5. The method of claim 1, wherein generating the first transformed code embedding based on the first transformed code comprises using an artificial neural network to convert the first transformed code into a high-dimensional vector representation.

6. The method of claim 5, wherein the high-dimensional vector representation comprises a vector having at least 768 dimensions.

7. The method of claim 1, wherein generating the first transformed code embedding based on the first transformed code comprises using a transformer-based model to generate contextual embeddings of the first transformed code.

8. The method of claim 1, wherein the comparison result comprises a distance metric representing semantic distance between the first transformed code embedding and the second transformed code embedding.

9. The method of claim 1, wherein comparing the first transformed code embedding to the second transformed code embedding comprises using a neural network comparator to generate a similarity score between the first transformed code embedding and the second transformed code embedding.

10. The method of claim 1, wherein determining whether the input text includes malicious code comprises using a machine learning classifier trained on labeled examples of malicious and benign code to analyze the comparison result.

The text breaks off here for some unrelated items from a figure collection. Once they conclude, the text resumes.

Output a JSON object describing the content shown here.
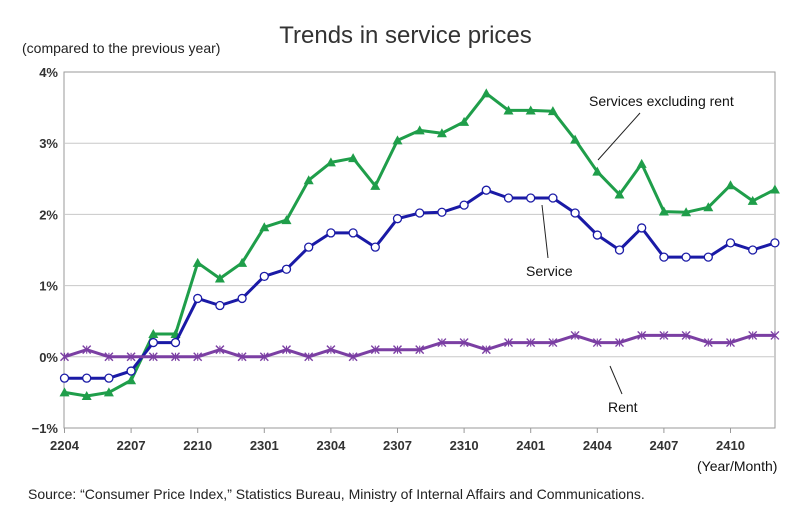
{
  "page": {
    "title": "Trends in service prices",
    "unit_note": "(compared to the previous year)",
    "source": "Source: “Consumer Price Index,” Statistics Bureau, Ministry of Internal Affairs and Communications."
  },
  "chart_data": {
    "type": "line",
    "title": "Trends in service prices",
    "xlabel": "(Year/Month)",
    "ylabel": "(compared to the previous year)",
    "ylim": [
      -1,
      4
    ],
    "yticks": [
      -1,
      0,
      1,
      2,
      3,
      4
    ],
    "ytick_labels": [
      "−1%",
      "0%",
      "1%",
      "2%",
      "3%",
      "4%"
    ],
    "grid": true,
    "x": [
      "2204",
      "2205",
      "2206",
      "2207",
      "2208",
      "2209",
      "2210",
      "2211",
      "2212",
      "2301",
      "2302",
      "2303",
      "2304",
      "2305",
      "2306",
      "2307",
      "2308",
      "2309",
      "2310",
      "2311",
      "2312",
      "2401",
      "2402",
      "2403",
      "2404",
      "2405",
      "2406",
      "2407",
      "2408",
      "2409",
      "2410",
      "2411",
      "2412"
    ],
    "x_tick_labels": [
      "2204",
      "2207",
      "2210",
      "2301",
      "2304",
      "2307",
      "2310",
      "2401",
      "2404",
      "2407",
      "2410"
    ],
    "series": [
      {
        "name": "Services excluding rent",
        "color": "#1f9e4a",
        "marker": "triangle",
        "values": [
          -0.5,
          -0.55,
          -0.5,
          -0.33,
          0.32,
          0.32,
          1.32,
          1.1,
          1.32,
          1.82,
          1.92,
          2.48,
          2.73,
          2.79,
          2.4,
          3.04,
          3.18,
          3.14,
          3.3,
          3.7,
          3.46,
          3.46,
          3.45,
          3.05,
          2.6,
          2.28,
          2.71,
          2.04,
          2.03,
          2.1,
          2.41,
          2.19,
          2.35
        ]
      },
      {
        "name": "Service",
        "color": "#1a1aa6",
        "marker": "circle",
        "values": [
          -0.3,
          -0.3,
          -0.3,
          -0.2,
          0.2,
          0.2,
          0.82,
          0.72,
          0.82,
          1.13,
          1.23,
          1.54,
          1.74,
          1.74,
          1.54,
          1.94,
          2.02,
          2.03,
          2.13,
          2.34,
          2.23,
          2.23,
          2.23,
          2.02,
          1.71,
          1.5,
          1.81,
          1.4,
          1.4,
          1.4,
          1.6,
          1.5,
          1.6
        ]
      },
      {
        "name": "Rent",
        "color": "#7b3fa3",
        "marker": "x",
        "values": [
          0.0,
          0.1,
          0.0,
          0.0,
          0.0,
          0.0,
          0.0,
          0.1,
          0.0,
          0.0,
          0.1,
          0.0,
          0.1,
          0.0,
          0.1,
          0.1,
          0.1,
          0.2,
          0.2,
          0.1,
          0.2,
          0.2,
          0.2,
          0.3,
          0.2,
          0.2,
          0.3,
          0.3,
          0.3,
          0.2,
          0.2,
          0.3,
          0.3
        ]
      }
    ]
  }
}
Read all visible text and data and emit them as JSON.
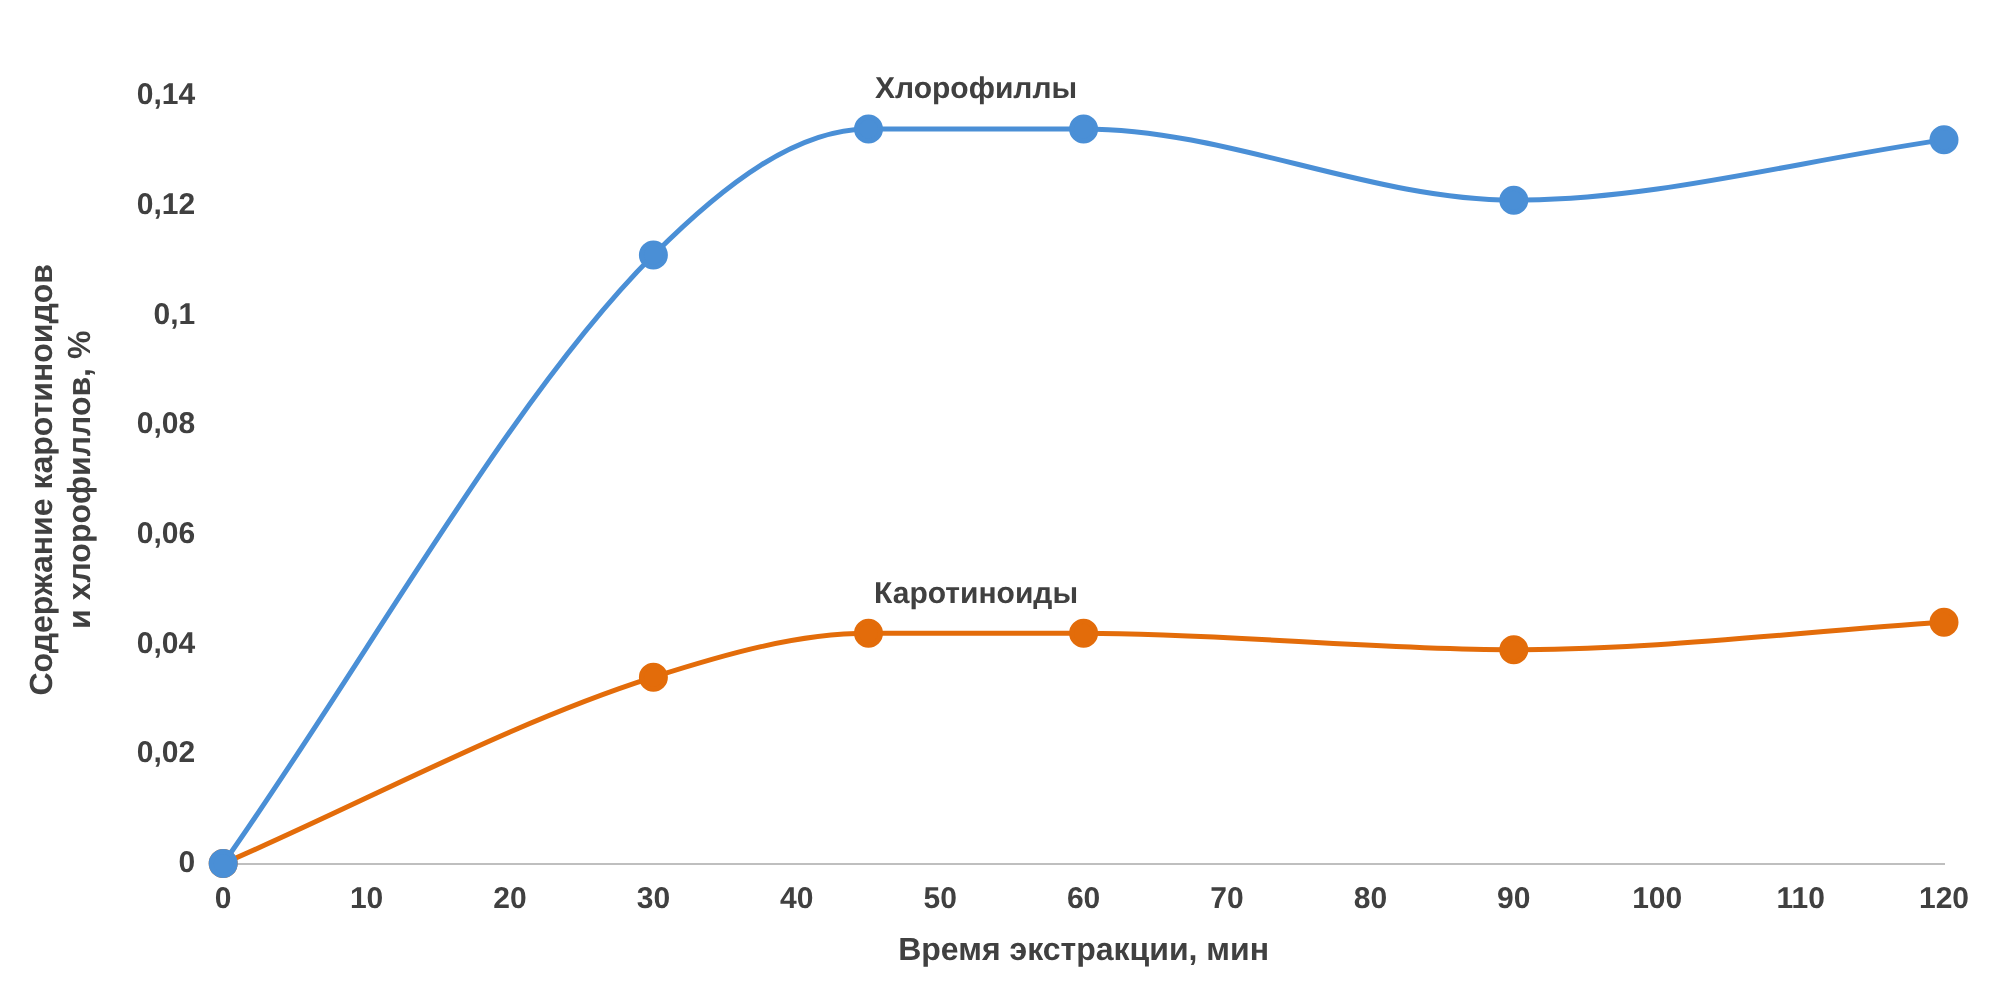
{
  "chart_data": {
    "type": "line",
    "xlabel": "Время экстракции, мин",
    "ylabel": "Содержание каротиноидов и хлорофиллов, %",
    "x": [
      0,
      30,
      45,
      60,
      90,
      120
    ],
    "series": [
      {
        "name": "Хлорофиллы",
        "color": "#4a8fd6",
        "values": [
          0,
          0.111,
          0.134,
          0.134,
          0.121,
          0.132
        ]
      },
      {
        "name": "Каротиноиды",
        "color": "#e36c0a",
        "values": [
          0,
          0.034,
          0.042,
          0.042,
          0.039,
          0.044
        ]
      }
    ],
    "xlim": [
      0,
      120
    ],
    "xticks": [
      0,
      10,
      20,
      30,
      40,
      50,
      60,
      70,
      80,
      90,
      100,
      110,
      120
    ],
    "ylim": [
      0,
      0.14
    ],
    "yticks": [
      {
        "value": 0,
        "label": "0"
      },
      {
        "value": 0.02,
        "label": "0,02"
      },
      {
        "value": 0.04,
        "label": "0,04"
      },
      {
        "value": 0.06,
        "label": "0,06"
      },
      {
        "value": 0.08,
        "label": "0,08"
      },
      {
        "value": 0.1,
        "label": "0,1"
      },
      {
        "value": 0.12,
        "label": "0,12"
      },
      {
        "value": 0.14,
        "label": "0,14"
      }
    ],
    "grid": false,
    "legend": false,
    "marker": "circle",
    "line_style": "solid"
  }
}
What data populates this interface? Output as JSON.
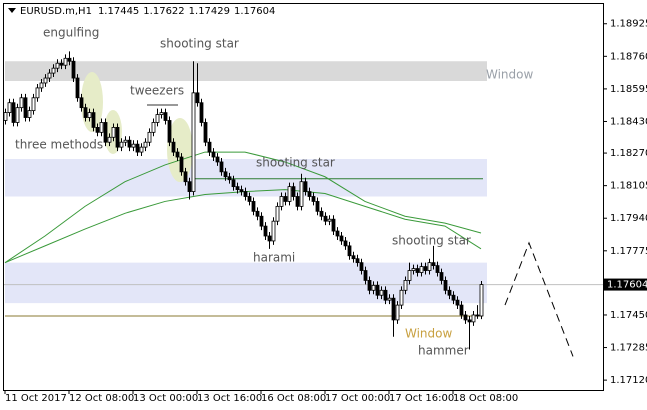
{
  "chart_data": {
    "type": "candlestick",
    "title": "EURUSD.m,H1",
    "ylim": [
      1.1707,
      1.19025
    ],
    "yticks": [
      1.18925,
      {
        "value": 1.1876,
        "label": "1.18760"
      },
      1.18595,
      {
        "value": 1.1843,
        "label": "1.18430"
      },
      {
        "value": 1.1827,
        "label": "1.18270"
      },
      1.18105,
      {
        "value": 1.1794,
        "label": "1.17940"
      },
      1.17775,
      {
        "value": 1.1745,
        "label": "1.17450"
      },
      1.17285,
      {
        "value": 1.1712,
        "label": "1.17120"
      }
    ],
    "xticks": [
      {
        "value": 0,
        "label": "11 Oct 2017"
      },
      {
        "value": 16,
        "label": "12 Oct 08:00"
      },
      {
        "value": 32,
        "label": "13 Oct 00:00"
      },
      {
        "value": 48,
        "label": "13 Oct 16:00"
      },
      {
        "value": 64,
        "label": "16 Oct 08:00"
      },
      {
        "value": 80,
        "label": "17 Oct 00:00"
      },
      {
        "value": 96,
        "label": "17 Oct 16:00"
      },
      {
        "value": 112,
        "label": "18 Oct 08:00"
      }
    ],
    "current_price": 1.17604,
    "candles": [
      [
        1.18435,
        1.18495,
        1.18415,
        1.18475
      ],
      [
        1.18475,
        1.18545,
        1.18455,
        1.18525
      ],
      [
        1.18525,
        1.18545,
        1.18405,
        1.18425
      ],
      [
        1.18425,
        1.1852,
        1.18405,
        1.185
      ],
      [
        1.185,
        1.1857,
        1.1848,
        1.1855
      ],
      [
        1.1855,
        1.1857,
        1.1843,
        1.1845
      ],
      [
        1.1845,
        1.18505,
        1.1843,
        1.18485
      ],
      [
        1.18485,
        1.1857,
        1.18465,
        1.1855
      ],
      [
        1.1855,
        1.1862,
        1.1853,
        1.186
      ],
      [
        1.186,
        1.18645,
        1.1858,
        1.18625
      ],
      [
        1.18625,
        1.1867,
        1.18605,
        1.1865
      ],
      [
        1.1865,
        1.18695,
        1.1863,
        1.18675
      ],
      [
        1.18675,
        1.1872,
        1.18655,
        1.187
      ],
      [
        1.187,
        1.18745,
        1.1868,
        1.18725
      ],
      [
        1.18725,
        1.18745,
        1.18695,
        1.18715
      ],
      [
        1.18715,
        1.1877,
        1.18695,
        1.1875
      ],
      [
        1.1875,
        1.18785,
        1.18715,
        1.18735
      ],
      [
        1.18735,
        1.18755,
        1.1863,
        1.1865
      ],
      [
        1.1865,
        1.1867,
        1.1853,
        1.1855
      ],
      [
        1.1855,
        1.1857,
        1.1848,
        1.185
      ],
      [
        1.185,
        1.1852,
        1.1843,
        1.1845
      ],
      [
        1.1845,
        1.18495,
        1.1843,
        1.18475
      ],
      [
        1.18475,
        1.18495,
        1.1838,
        1.184
      ],
      [
        1.184,
        1.1842,
        1.18355,
        1.18375
      ],
      [
        1.18375,
        1.18445,
        1.18355,
        1.18425
      ],
      [
        1.18425,
        1.18445,
        1.18305,
        1.18325
      ],
      [
        1.18325,
        1.1837,
        1.18305,
        1.1835
      ],
      [
        1.1835,
        1.1842,
        1.1833,
        1.184
      ],
      [
        1.184,
        1.1842,
        1.1828,
        1.183
      ],
      [
        1.183,
        1.18345,
        1.1828,
        1.18325
      ],
      [
        1.18325,
        1.18355,
        1.18305,
        1.18335
      ],
      [
        1.18335,
        1.18355,
        1.1828,
        1.183
      ],
      [
        1.183,
        1.18335,
        1.1828,
        1.18315
      ],
      [
        1.18315,
        1.18335,
        1.18255,
        1.18275
      ],
      [
        1.18275,
        1.1832,
        1.18255,
        1.183
      ],
      [
        1.183,
        1.18345,
        1.1828,
        1.18325
      ],
      [
        1.18325,
        1.18395,
        1.18305,
        1.18375
      ],
      [
        1.18375,
        1.18445,
        1.18355,
        1.18425
      ],
      [
        1.18425,
        1.18495,
        1.18405,
        1.18465
      ],
      [
        1.18465,
        1.18495,
        1.18445,
        1.18475
      ],
      [
        1.18475,
        1.18495,
        1.18415,
        1.18435
      ],
      [
        1.18435,
        1.18455,
        1.18305,
        1.18325
      ],
      [
        1.18325,
        1.18345,
        1.18255,
        1.18275
      ],
      [
        1.18275,
        1.18295,
        1.1823,
        1.1825
      ],
      [
        1.1825,
        1.1827,
        1.18155,
        1.18175
      ],
      [
        1.18175,
        1.18195,
        1.18105,
        1.18125
      ],
      [
        1.18125,
        1.18145,
        1.18035,
        1.18075
      ],
      [
        1.18075,
        1.18735,
        1.18055,
        1.18575
      ],
      [
        1.18575,
        1.18725,
        1.18505,
        1.18525
      ],
      [
        1.18525,
        1.18545,
        1.18405,
        1.18425
      ],
      [
        1.18425,
        1.18445,
        1.18305,
        1.18325
      ],
      [
        1.18325,
        1.18345,
        1.18255,
        1.18275
      ],
      [
        1.18275,
        1.18295,
        1.1823,
        1.1825
      ],
      [
        1.1825,
        1.1827,
        1.18205,
        1.18225
      ],
      [
        1.18225,
        1.18245,
        1.18155,
        1.18175
      ],
      [
        1.18175,
        1.18195,
        1.1813,
        1.1815
      ],
      [
        1.1815,
        1.1817,
        1.18115,
        1.18135
      ],
      [
        1.18135,
        1.18155,
        1.1808,
        1.181
      ],
      [
        1.181,
        1.1812,
        1.18065,
        1.18085
      ],
      [
        1.18085,
        1.18105,
        1.18055,
        1.18075
      ],
      [
        1.18075,
        1.18095,
        1.1803,
        1.1805
      ],
      [
        1.1805,
        1.1807,
        1.18005,
        1.18025
      ],
      [
        1.18025,
        1.18045,
        1.17955,
        1.17975
      ],
      [
        1.17975,
        1.17995,
        1.1793,
        1.1795
      ],
      [
        1.1795,
        1.1797,
        1.1788,
        1.179
      ],
      [
        1.179,
        1.1792,
        1.1783,
        1.1785
      ],
      [
        1.1785,
        1.1787,
        1.17785,
        1.17825
      ],
      [
        1.17825,
        1.17945,
        1.17805,
        1.17925
      ],
      [
        1.17925,
        1.1802,
        1.17905,
        1.18
      ],
      [
        1.18,
        1.1807,
        1.1798,
        1.1805
      ],
      [
        1.1805,
        1.1807,
        1.18005,
        1.18025
      ],
      [
        1.18025,
        1.1812,
        1.18005,
        1.181
      ],
      [
        1.181,
        1.1812,
        1.1803,
        1.1805
      ],
      [
        1.1805,
        1.1807,
        1.1798,
        1.18
      ],
      [
        1.18,
        1.18165,
        1.1798,
        1.18125
      ],
      [
        1.18125,
        1.18145,
        1.18055,
        1.18075
      ],
      [
        1.18075,
        1.18095,
        1.1803,
        1.1805
      ],
      [
        1.1805,
        1.1807,
        1.18005,
        1.18025
      ],
      [
        1.18025,
        1.18045,
        1.17955,
        1.17975
      ],
      [
        1.17975,
        1.17995,
        1.1793,
        1.1795
      ],
      [
        1.1795,
        1.1797,
        1.17905,
        1.17925
      ],
      [
        1.17925,
        1.17955,
        1.17905,
        1.17935
      ],
      [
        1.17935,
        1.17955,
        1.17855,
        1.17875
      ],
      [
        1.17875,
        1.17895,
        1.1783,
        1.1785
      ],
      [
        1.1785,
        1.1787,
        1.17805,
        1.17825
      ],
      [
        1.17825,
        1.17845,
        1.1778,
        1.178
      ],
      [
        1.178,
        1.1782,
        1.1773,
        1.1775
      ],
      [
        1.1775,
        1.1777,
        1.17715,
        1.17735
      ],
      [
        1.17735,
        1.17755,
        1.17695,
        1.17715
      ],
      [
        1.17715,
        1.17735,
        1.17655,
        1.17675
      ],
      [
        1.17675,
        1.17695,
        1.17605,
        1.17625
      ],
      [
        1.17625,
        1.17645,
        1.17555,
        1.17575
      ],
      [
        1.17575,
        1.1762,
        1.17555,
        1.176
      ],
      [
        1.176,
        1.1762,
        1.1753,
        1.1755
      ],
      [
        1.1755,
        1.17595,
        1.1753,
        1.17575
      ],
      [
        1.17575,
        1.17595,
        1.17505,
        1.17525
      ],
      [
        1.17525,
        1.17555,
        1.17505,
        1.17535
      ],
      [
        1.17535,
        1.17555,
        1.1734,
        1.17425
      ],
      [
        1.17425,
        1.1752,
        1.17405,
        1.175
      ],
      [
        1.175,
        1.17595,
        1.1748,
        1.17575
      ],
      [
        1.17575,
        1.17645,
        1.17555,
        1.17625
      ],
      [
        1.17625,
        1.17715,
        1.17605,
        1.17675
      ],
      [
        1.17675,
        1.17705,
        1.17655,
        1.17685
      ],
      [
        1.17685,
        1.17705,
        1.17645,
        1.17665
      ],
      [
        1.17665,
        1.17715,
        1.17645,
        1.17695
      ],
      [
        1.17695,
        1.17715,
        1.17655,
        1.17675
      ],
      [
        1.17675,
        1.17735,
        1.17655,
        1.17715
      ],
      [
        1.17715,
        1.178,
        1.1768,
        1.177
      ],
      [
        1.177,
        1.1772,
        1.17645,
        1.17665
      ],
      [
        1.17665,
        1.17685,
        1.17605,
        1.17625
      ],
      [
        1.17625,
        1.17645,
        1.17555,
        1.17575
      ],
      [
        1.17575,
        1.17595,
        1.1753,
        1.1755
      ],
      [
        1.1755,
        1.1757,
        1.17505,
        1.17525
      ],
      [
        1.17525,
        1.17545,
        1.1748,
        1.175
      ],
      [
        1.175,
        1.1752,
        1.1743,
        1.1745
      ],
      [
        1.1745,
        1.1747,
        1.17405,
        1.17425
      ],
      [
        1.17425,
        1.17445,
        1.17275,
        1.17415
      ],
      [
        1.17415,
        1.1747,
        1.17395,
        1.1745
      ],
      [
        1.1745,
        1.175,
        1.1743,
        1.17445
      ],
      [
        1.17445,
        1.17622,
        1.17429,
        1.17604
      ]
    ],
    "moving_averages": [
      {
        "color": "#3a9a3a",
        "x": [
          0,
          10,
          20,
          30,
          40,
          50,
          60,
          70,
          80,
          90,
          100,
          110,
          119
        ],
        "values": [
          1.17715,
          1.1785,
          1.18,
          1.18125,
          1.1821,
          1.18275,
          1.18275,
          1.18225,
          1.1815,
          1.18025,
          1.1795,
          1.17915,
          1.17865
        ]
      },
      {
        "color": "#3a9a3a",
        "x": [
          0,
          10,
          20,
          30,
          40,
          50,
          60,
          70,
          80,
          90,
          100,
          110,
          119
        ],
        "values": [
          1.17715,
          1.178,
          1.17885,
          1.17965,
          1.18025,
          1.1806,
          1.18075,
          1.18085,
          1.18065,
          1.18,
          1.17935,
          1.179,
          1.17785
        ]
      }
    ],
    "zones": [
      {
        "range": [
          1.18635,
          1.18735
        ],
        "color": "#d9d9d9",
        "label": "Window"
      },
      {
        "range": [
          1.1805,
          1.1824
        ],
        "color": "#e3e6f8"
      },
      {
        "range": [
          1.1751,
          1.17715
        ],
        "color": "#e3e6f8"
      }
    ],
    "levels": [
      {
        "value": 1.1814,
        "from": 47,
        "color": "#2e7d32"
      },
      {
        "value": 1.17445,
        "from": 0,
        "color": "#8a7a30",
        "label": "Window"
      }
    ],
    "projection": {
      "x": [
        125,
        131,
        142
      ],
      "values": [
        1.175,
        1.17815,
        1.1724
      ]
    },
    "annotations": [
      "engulfing",
      "shooting star",
      "tweezers",
      "three methods",
      "shooting star",
      "harami",
      "shooting star",
      "hammer"
    ]
  }
}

11. A system comprising at least one non-transitory computer-readable medium having computer program instructions stored thereon, the computer program instructions being executable by at least one computer processor to perform a method, the method comprising:

identifying input text;

producing first transformed code based on the input text;

generating a first transformed code embedding based on the first transformed code;

generating cross-language code based on the input text, wherein the cross-language code is in a different programming language than the input text;

producing second transformed code based on the cross-language code;

generating a second transformed code embedding based on the second transformed code;

comparing the first transformed code embedding to the second transformed code embedding to produce a comparison result; and

determining, based on the comparison result, whether the input text includes malicious code.

12. The system of claim 11, wherein the input text comprises input source code.

13. The system of claim 11, wherein producing the first transformed code based on the input text comprises producing the first transformed code in an intermediate representation that captures structure and semantics of the input text.

14. The system of claim 13, wherein the intermediate representation comprises one selected from the group consisting of WebAssembly (WASM), LLVM Intermediate Representation (LLVM IR), Java bytecode, and . NET Common Intermediate Language (CIL).

15. The system of claim 11, wherein generating the first transformed code embedding based on the first transformed code comprises using an artificial neural network to convert the first transformed code into a high-dimensional vector representation.

16. The system of claim 15, wherein the high-dimensional vector representation comprises a vector having at least 768 dimensions.

17. The system of claim 11, wherein generating the first transformed code embedding based on the first transformed code comprises using a transformer-based model to generate contextual embeddings of the first transformed code.

18. The system of claim 11, wherein the comparison result comprises a distance metric representing semantic distance between the first transformed code embedding and the second transformed code embedding.

19. The system of claim 11, wherein comparing the first transformed code embedding to the second transformed code embedding comprises using a neural network comparator to generate a similarity score between the first transformed code embedding and the second transformed code embedding.

20. The system of claim 11, wherein determining whether the input text includes malicious code comprises using a machine learning classifier trained on labeled examples of malicious and benign code to analyze the comparison result.